Kashmiri Vegetable Biryani is a fragrant, layered rice dish from the Kashmir region, featuring basmati rice cooked with a colorful mix of seasonal vegetables like carrots, peas, and potatoes. It's distinguished by its use of aromatic spices such as saffron, cardamom, and cinnamon, along with yogurt or cream for a rich, mild flavor profile. Unlike many other biryanis, it often incorporates dried fruits and nuts for a subtle sweetness and luxurious texture.
This dish is primarily a carbohydrate-rich meal from the rice and vegetables, with moderate fat from ghee or oil and some protein from legumes or paneer if included.
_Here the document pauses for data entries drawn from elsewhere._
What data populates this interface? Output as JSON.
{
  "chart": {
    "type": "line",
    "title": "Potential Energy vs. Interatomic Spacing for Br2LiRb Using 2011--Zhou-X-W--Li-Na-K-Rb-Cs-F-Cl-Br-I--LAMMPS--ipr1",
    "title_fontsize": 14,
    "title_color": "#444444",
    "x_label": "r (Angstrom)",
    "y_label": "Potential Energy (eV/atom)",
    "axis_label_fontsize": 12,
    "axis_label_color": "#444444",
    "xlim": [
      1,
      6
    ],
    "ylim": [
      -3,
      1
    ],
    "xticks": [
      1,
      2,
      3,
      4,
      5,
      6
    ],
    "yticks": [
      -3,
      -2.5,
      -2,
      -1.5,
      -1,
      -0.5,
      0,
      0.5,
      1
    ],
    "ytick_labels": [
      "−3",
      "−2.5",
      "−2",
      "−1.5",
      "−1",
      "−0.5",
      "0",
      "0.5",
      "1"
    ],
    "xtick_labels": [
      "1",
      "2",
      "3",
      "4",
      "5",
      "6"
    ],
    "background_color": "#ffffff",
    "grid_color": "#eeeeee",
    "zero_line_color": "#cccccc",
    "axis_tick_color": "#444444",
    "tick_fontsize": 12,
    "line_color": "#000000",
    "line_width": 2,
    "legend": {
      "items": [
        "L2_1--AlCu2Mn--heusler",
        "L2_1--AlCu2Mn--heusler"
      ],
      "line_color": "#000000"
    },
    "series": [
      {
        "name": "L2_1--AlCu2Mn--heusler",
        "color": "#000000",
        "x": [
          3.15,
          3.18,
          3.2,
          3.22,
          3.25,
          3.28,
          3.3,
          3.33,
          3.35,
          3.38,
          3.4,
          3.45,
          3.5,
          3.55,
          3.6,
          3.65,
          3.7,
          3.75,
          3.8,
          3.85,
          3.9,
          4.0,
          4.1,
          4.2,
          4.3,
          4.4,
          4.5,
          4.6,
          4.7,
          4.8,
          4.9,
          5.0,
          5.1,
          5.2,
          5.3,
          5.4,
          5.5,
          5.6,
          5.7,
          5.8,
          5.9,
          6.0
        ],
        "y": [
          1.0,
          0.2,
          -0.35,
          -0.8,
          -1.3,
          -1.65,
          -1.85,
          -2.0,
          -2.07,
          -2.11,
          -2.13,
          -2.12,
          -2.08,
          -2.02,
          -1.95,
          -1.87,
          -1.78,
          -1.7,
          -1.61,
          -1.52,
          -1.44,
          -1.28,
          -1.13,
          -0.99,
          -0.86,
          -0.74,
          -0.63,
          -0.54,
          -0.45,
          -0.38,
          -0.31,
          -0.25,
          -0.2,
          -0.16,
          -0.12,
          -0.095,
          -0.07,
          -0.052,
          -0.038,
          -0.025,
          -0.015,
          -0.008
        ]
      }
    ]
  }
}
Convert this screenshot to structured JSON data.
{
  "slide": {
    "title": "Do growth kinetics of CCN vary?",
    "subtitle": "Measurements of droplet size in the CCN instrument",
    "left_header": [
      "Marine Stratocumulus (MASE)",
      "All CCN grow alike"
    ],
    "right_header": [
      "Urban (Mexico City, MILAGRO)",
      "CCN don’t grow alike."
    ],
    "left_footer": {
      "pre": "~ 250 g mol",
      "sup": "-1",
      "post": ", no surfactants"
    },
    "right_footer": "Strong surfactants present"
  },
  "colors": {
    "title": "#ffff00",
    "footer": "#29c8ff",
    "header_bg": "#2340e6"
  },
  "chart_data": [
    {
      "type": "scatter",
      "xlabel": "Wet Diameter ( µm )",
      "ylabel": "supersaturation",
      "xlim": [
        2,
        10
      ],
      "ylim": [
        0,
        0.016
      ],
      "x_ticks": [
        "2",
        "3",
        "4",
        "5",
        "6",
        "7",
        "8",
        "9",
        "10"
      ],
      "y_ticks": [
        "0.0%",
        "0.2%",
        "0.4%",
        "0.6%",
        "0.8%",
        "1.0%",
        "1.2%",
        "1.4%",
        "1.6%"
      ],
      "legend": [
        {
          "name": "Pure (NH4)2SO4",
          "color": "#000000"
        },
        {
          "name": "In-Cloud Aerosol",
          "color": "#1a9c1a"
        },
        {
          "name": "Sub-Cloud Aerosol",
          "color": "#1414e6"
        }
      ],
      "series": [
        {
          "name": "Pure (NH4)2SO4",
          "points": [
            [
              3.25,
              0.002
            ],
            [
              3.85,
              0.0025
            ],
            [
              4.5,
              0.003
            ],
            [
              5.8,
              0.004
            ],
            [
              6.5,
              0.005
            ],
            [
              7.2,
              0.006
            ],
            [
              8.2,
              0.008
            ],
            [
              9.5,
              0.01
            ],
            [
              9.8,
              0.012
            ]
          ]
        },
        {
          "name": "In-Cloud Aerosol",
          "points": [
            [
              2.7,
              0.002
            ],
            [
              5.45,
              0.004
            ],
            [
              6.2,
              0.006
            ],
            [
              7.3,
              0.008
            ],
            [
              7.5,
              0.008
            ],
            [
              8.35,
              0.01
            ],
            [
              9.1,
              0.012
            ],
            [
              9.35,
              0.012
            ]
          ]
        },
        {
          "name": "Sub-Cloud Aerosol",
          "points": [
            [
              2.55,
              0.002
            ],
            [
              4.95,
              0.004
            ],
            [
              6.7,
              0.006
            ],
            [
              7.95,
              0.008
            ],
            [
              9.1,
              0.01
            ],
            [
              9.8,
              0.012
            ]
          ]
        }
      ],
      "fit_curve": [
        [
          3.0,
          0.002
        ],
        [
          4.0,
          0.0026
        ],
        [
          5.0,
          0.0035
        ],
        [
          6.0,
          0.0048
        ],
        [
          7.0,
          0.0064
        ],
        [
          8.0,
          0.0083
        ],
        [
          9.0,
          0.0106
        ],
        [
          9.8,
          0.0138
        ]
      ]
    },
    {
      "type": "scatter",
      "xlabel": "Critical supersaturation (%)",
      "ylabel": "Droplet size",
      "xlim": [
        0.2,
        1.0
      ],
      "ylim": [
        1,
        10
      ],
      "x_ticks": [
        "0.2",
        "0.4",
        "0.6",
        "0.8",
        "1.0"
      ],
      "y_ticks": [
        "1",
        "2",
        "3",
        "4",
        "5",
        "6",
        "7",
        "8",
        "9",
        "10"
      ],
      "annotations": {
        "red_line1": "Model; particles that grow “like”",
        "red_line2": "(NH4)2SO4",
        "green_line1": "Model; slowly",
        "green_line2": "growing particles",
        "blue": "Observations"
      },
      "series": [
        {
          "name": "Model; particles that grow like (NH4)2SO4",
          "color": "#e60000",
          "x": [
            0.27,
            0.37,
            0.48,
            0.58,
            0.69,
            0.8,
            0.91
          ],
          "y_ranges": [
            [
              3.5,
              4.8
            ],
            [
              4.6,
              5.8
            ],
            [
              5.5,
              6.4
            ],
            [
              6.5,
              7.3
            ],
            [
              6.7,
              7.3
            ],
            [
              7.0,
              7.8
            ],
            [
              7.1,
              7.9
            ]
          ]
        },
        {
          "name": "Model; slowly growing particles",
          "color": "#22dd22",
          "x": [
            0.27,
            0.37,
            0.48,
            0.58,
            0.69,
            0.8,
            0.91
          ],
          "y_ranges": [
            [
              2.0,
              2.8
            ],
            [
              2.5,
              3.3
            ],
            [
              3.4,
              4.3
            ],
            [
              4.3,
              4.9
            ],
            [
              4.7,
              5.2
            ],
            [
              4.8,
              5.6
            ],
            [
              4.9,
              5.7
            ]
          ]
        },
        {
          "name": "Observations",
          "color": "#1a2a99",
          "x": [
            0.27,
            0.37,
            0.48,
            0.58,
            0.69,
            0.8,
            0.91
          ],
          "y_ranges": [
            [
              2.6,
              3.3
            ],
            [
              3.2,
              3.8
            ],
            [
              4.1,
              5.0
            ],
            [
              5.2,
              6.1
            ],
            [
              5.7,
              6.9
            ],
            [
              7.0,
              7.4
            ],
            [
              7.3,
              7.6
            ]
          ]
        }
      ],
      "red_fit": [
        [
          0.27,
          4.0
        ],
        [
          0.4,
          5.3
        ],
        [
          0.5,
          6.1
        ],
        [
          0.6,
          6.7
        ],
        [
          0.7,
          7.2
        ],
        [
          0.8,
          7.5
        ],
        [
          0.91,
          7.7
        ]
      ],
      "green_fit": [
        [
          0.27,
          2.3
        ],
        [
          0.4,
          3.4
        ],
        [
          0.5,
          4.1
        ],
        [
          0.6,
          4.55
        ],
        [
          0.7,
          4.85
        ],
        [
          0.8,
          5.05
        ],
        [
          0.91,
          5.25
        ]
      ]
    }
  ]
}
A typical serving provides key nutrients like fiber, vitamins A and C from the vegetables, and antioxidants from the spices, with a calorie range of approximately 300-450 per serving depending on preparation.
| Calories | 280 kcal |
| Protein | 6 g |
| Carbs | 45 g |
| Fat | 9 g |
| Fiber | 5 g |
| Sugar | 4 g |
| Sodium | 550 mg |
| Potassium | 320 mg |
| Iron | 2.5 mg |
| Magnesium | 45 mg |
| Phosphorus | 120 mg |
| Zinc | 1.2 mg |
| Vitamin C | 12 mg |
| Folate | 60 µg |
| Vitamin B6 | 0.3 mg |
Per 1 cup (240 g) · estimated, varies by recipe
Culturally, Kashmiri Vegetable Biryani reflects the region's Mughal-influenced cuisine, which emphasizes aromatic spices and a balance of savory and sweet elements. Nutritionally, it stands out for incorporating saffron, which not only adds color but also contains compounds studied for their potential anti-inflammatory benefits.